The tag <include_from> here we point to a file in which we have the details of remote servers.

metrika.xml

will give the location of remote servers and Zookeeper server

<yandex>
	<clickhouse_remote_servers>
		<cluster_1>  <!-- cluster name -->
			<shard>  <!-- shard 1 -->
                                <weight>1</weight> <!-- weight assigned to the shard here we assign equal weights to all shards -->
                                <internal_replication>true</internal_replication> <!-- true flag will denote that replication will be taken care by Zookeeper(More Robust) or else distributed table sends INSERTS to all replicas by this there will be no error check if any one insert fails -->
				<replica> <!-- replica 1 -->
					<host>clickhouse-01</host> <!-- host name where the replica 1 resides -->
					<port>9000</port>
				</replica>
				<replica> <!-- replica 2 -->
					<host>clickhouse-06</host> <--- host name where the replica 2 resides -->
					<port>9000</port> <!-- port no -->
				</replica>
			</shard>
			<shard> <!-- shard 2 -->
                                <weight>1</weight>
                                <internal_replication>true</internal_replication>
				<replica>
					<host>clickhouse-02</host>
					<port>9000</port>
				</replica>
				<replica>
					<host>clickhouse-03</host>
					<port>9000</port>
				</replica>
			</shard>
			<shard> <!-- shard 3 -->
                                <weight>1</weight>
                                <internal_replication>true</internal_replication>

				<replica>
					<host>clickhouse-04</host>
					<port>9000</port>
				</replica>
				<replica>
					<host>clickhouse-05</host>
					<port>9000</port>
				</replica>
			</shard>
		</cluster_1>
	</clickhouse_remote_servers>
        <zookeeper-servers> <!-- co-ordinates of zookeeper in cluster -->
            <node index="1">
                <host>clickhouse-zookeeper</host>
                <port>2181</port> <!-- ports from which it can access from -->
            </node>
        </zookeeper-servers>
        <networks>
            <ip>::/0</ip>
        </networks>
        <clickhouse_compression>
            <case>
                <min_part_size>10000000000</min_part_size>
                <min_part_size_ratio>0.01</min_part_size_ratio>
                <method>lz4</method>
            </case>
        </clickhouse_compression>
</yandex>

the above config can be any layout as per business requirement, so the distributed table knows where to issue queries.

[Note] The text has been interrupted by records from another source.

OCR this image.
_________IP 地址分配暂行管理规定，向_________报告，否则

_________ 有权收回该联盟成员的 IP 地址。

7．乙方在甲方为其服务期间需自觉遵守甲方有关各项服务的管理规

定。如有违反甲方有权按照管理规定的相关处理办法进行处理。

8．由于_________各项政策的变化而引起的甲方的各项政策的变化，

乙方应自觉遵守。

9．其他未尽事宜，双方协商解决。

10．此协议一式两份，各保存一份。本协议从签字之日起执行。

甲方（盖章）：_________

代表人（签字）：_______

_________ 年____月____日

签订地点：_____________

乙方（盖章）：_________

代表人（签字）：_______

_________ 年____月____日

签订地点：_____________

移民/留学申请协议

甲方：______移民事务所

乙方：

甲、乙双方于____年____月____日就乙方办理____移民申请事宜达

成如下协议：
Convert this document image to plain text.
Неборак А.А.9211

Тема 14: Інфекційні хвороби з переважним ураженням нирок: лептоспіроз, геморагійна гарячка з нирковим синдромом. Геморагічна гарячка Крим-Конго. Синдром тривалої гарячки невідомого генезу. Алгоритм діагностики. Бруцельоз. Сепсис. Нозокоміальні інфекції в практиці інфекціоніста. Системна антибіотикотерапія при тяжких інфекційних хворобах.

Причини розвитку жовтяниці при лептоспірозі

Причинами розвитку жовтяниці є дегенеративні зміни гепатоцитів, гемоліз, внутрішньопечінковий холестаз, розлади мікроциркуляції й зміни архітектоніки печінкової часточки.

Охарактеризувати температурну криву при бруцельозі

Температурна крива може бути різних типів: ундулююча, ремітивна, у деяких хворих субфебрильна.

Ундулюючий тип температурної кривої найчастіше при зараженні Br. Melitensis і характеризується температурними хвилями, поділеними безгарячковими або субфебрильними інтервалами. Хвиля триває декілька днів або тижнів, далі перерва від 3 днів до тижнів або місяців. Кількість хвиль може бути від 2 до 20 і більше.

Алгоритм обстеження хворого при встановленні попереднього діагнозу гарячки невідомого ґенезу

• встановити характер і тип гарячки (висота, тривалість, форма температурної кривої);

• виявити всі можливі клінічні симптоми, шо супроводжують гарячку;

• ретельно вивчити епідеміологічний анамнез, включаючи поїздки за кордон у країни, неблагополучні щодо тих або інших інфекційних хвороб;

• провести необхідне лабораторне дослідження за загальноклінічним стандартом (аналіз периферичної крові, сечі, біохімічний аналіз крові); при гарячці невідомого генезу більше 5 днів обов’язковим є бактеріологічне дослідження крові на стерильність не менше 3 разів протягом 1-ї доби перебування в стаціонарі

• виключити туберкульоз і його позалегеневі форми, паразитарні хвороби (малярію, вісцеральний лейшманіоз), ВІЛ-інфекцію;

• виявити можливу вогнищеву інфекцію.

Note :- if you make changes to Zookeeper then restart is required.

macros.xml

macros enable consistent DDL over cluster, there are just variables where it changes from server(node) to server(node) in the cluster, and for each server it says ”who I am with in cluster and what i have”

<yandex>
    <macros>
        <replica>clickhouse-01</replica>
        <shard>01</shard>
        <layer>01</layer>
    </macros>
</yandex>

Table Schema

sample data set

warehouse_id|product_id|avl_qty
3|30007|45
3|41392|21
6|96324|85
5|33309|59
1|28871|37

The above data set was created in order to show how sharding and distribution works in clickhouse. I designed data set and schema in order to have each warehouse_id belongs to specific shard.

Data distribution & Replication

In order to create a distributed table we need to do two things:

Configure the Clickhouse nodes to make them aware of all the available nodes in the cluster.(In the config.xml file there is a configuration called remote_servers)
Create a new table using the Distributed engine.

There you can specify a list of clusters containing your shards. Each shard is then defined as a list of replicas, containing the server addresses. The replica definition has the following parameters:

default_database: The database to be used by the Distributedtable engine, if no database is specified.
host: The host of the server where the replica resides.
port: The port of the server where the replica resides.

Inside a shard, one can define as many replicas as they want. The data will be accessed on the first available replica.

Now that we know how to read data from multiple nodes, we want to make sure that our data is also replicated in order to tolerate node failures.

To achieve this we need to:

Point our Clickhouse servers to a Zookeeper instance, which is used by the replication engine.
Use the ReplicatedMergeTree engine when we create the tables.

Create the table holding the data :

CREATE TABLE warehouse_local_replicated ON CLUSTER 'cluster_1'
(
 warehouse_id Int64,
 product_id  Int64,
 avl_qty  Int64
)
Engine=ReplicatedMergeTree('/clickhouse/tables/{layer}-{shard}/warehouse_local_replicated', '{replica}') 
PARTITION BY warehouse_id
ORDER BY product_id;

in the above syntax i used “ON CLUSTER ‘<cluster-name>'” will create table on the cluster specified (i.e) on all the nodes of the cluster.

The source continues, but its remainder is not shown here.